A new app which detects early signs of kidney failure is now being used to improve care for some of the Royal Free’s most vulnerable patients.
Using an instant alert system, the app, known as Streams, directs clinicians to patients who are at risk of or who have developed a serious condition called acute kidney injury (AKI).
Within a few weeks of being introduced nurses who have been using Streams report that it has been saving them up to two hours every day, which means they can spend more time face-to-face with patients.
AKI affects one in six in-patients and is often an indication that a patient is deteriorating and needs additional care. However, it can be difficult to detect and treat quickly.
Streams, which was developed in partnership with technology company DeepMind, uses a range of test result data to identify which patients could be in danger of developing AKI and means doctors and nurses can respond in minutes rather than hours or days – potentially saving lives. More than 26 doctors and nurses at the Royal Free Hospital are now using Streams and each day it is alerting them to an average of 11 patients at risk of acute kidney injury.
One patient who had the benefit of the new app is Afia Ahmed, 38, from Hampstead, who suffered complications following the birth of her daughter Aleeza by emergency caesarean last month.
Afia developed sepsis (an infection in the blood) during her labour, which then led to AKI. Using data from Afia’s blood test, the Streams app detected a problem with her kidney function and an alert was sent to a specialist kidney doctor.
The kidney specialist was able to provide guidance to the obstetric team on Afia’s condition and advised them on adjustment of her antibiotics, intravenous fluid treatment and stopping pain killers that might put a strain on her kidneys. Afia continued to be monitored by a kidney specialist until her kidney function recovered and she was discharged home with baby Aleeza.
Afia said she was delighted to have had the benefit of the app. “It was great that a kidney doctor could be there to help with my treatment,” she added. “I was really unwell so I didn’t know what was going on all the time, but it was good to know I had a range of different specialists taking care of me.
“I’m really pleased that I am now at home, enjoying my time with Aleeza.”
Sarah Stanley, a consultant nurse who leads the patients at risk and resuscitation team, said: “Streams is saving us a substantial amount of time every day.

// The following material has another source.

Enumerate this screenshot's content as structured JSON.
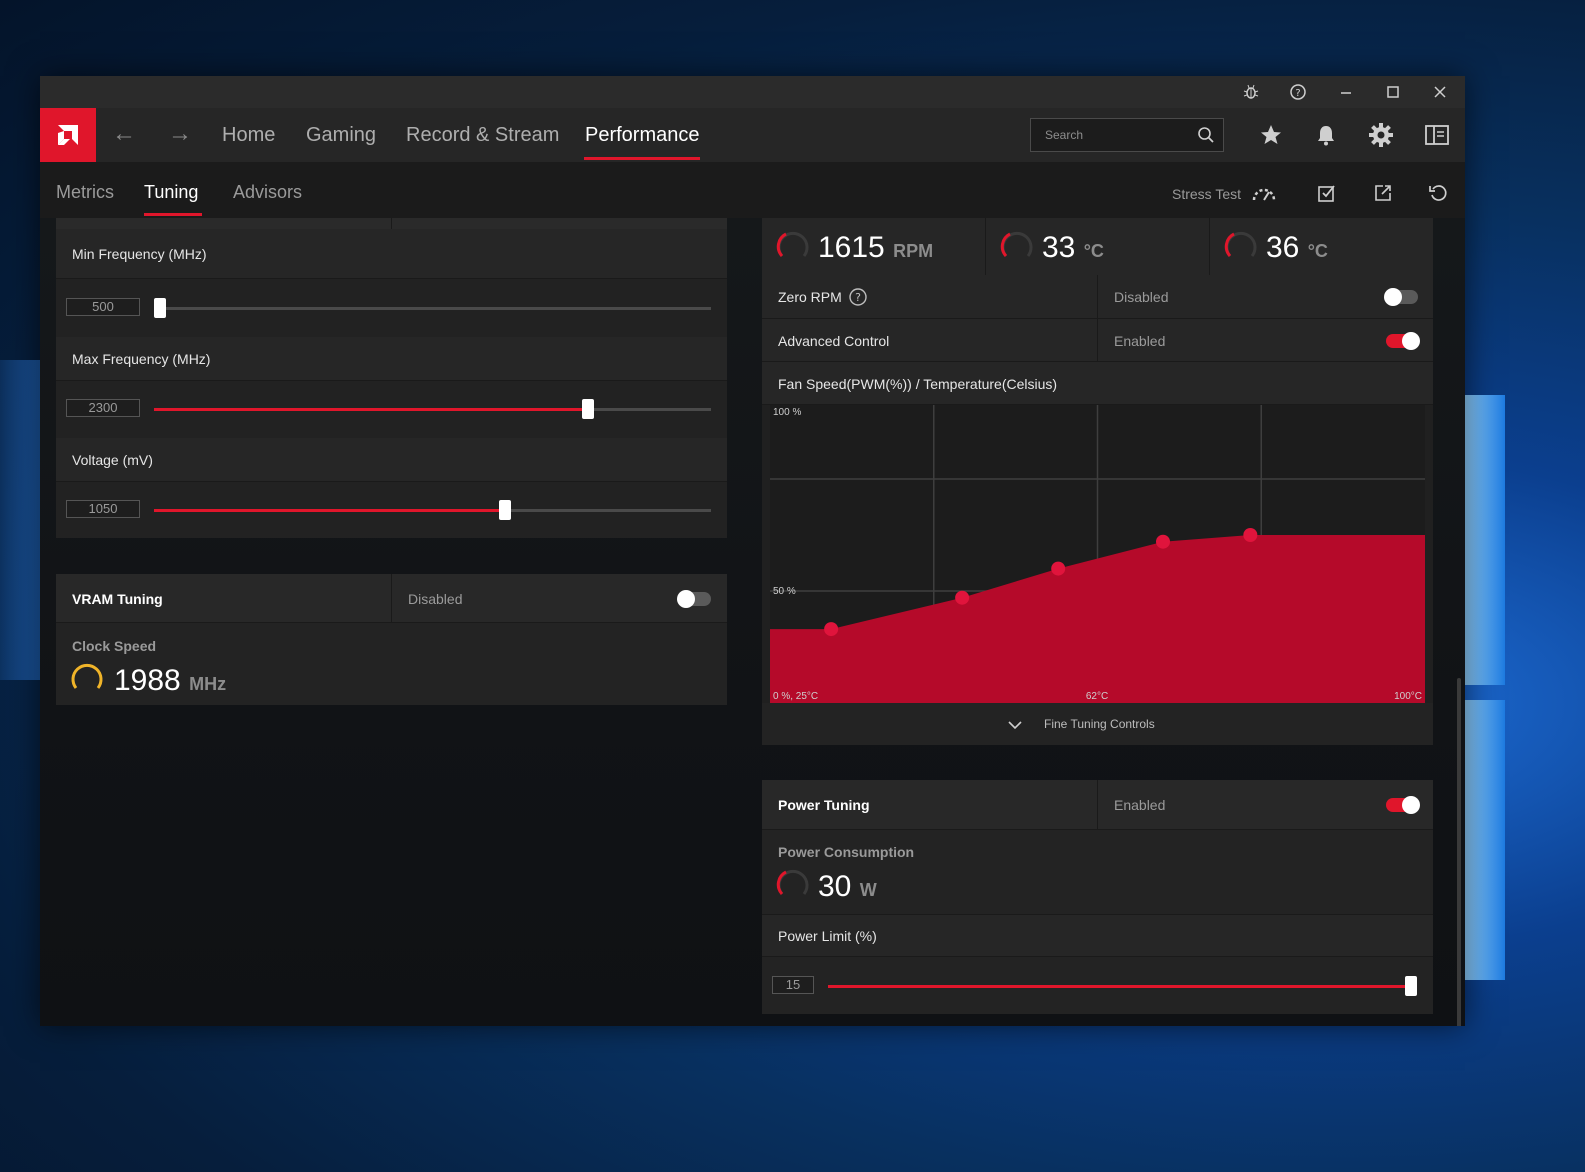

The instant alerts about some of our most vulnerable patients mean we can get the right care to the right patients much more quickly. Instead of spending time checking a number of different systems for information about patients, all the information is contained in the app, which frees us to spend more time delivering face-to-face care to patients.”
Chris Laing, a renal consultant who has worked with DeepMind to develop Streams, said: “The app is delivering cultural change to the way technology is being used to improve patient care. The technology is no longer passive, but is actively helping us to provide better and timelier care to patients.
“For example on one day this week, the app alerted us to 11 patients, ranging from a young cancer patient to an elderly patient suffering life-threatening dehydration, who were at risk of developing AKI. These patients had a range of different conditions and without the app it would have taken our staff much longer to realise they were developing kidney problems. The app enabled us to monitor our patients’ kidney function, detect kidney failure early and intervene rapidly to manage complications and accelerate their recovery.”
Over the coming months Streams will roll out to more clinicians at the Royal Free and the DeepMind team will be working on alerts which will help staff care for patients with other serious conditions, including sepsis and organ failure. A formal service evaluation will be carried out to measure the overall impact Streams is having.
The first alerts within Streams are for AKI, a critical health issue for the NHS. It is thought that the number of extra deaths in England each year associated with an episode of AKI may approach 40,000. The financial burden of AKI on the NHS in England alone is also believed to be in excess of £1 billion every year, which is greater than the annual cost of treating breast cancer.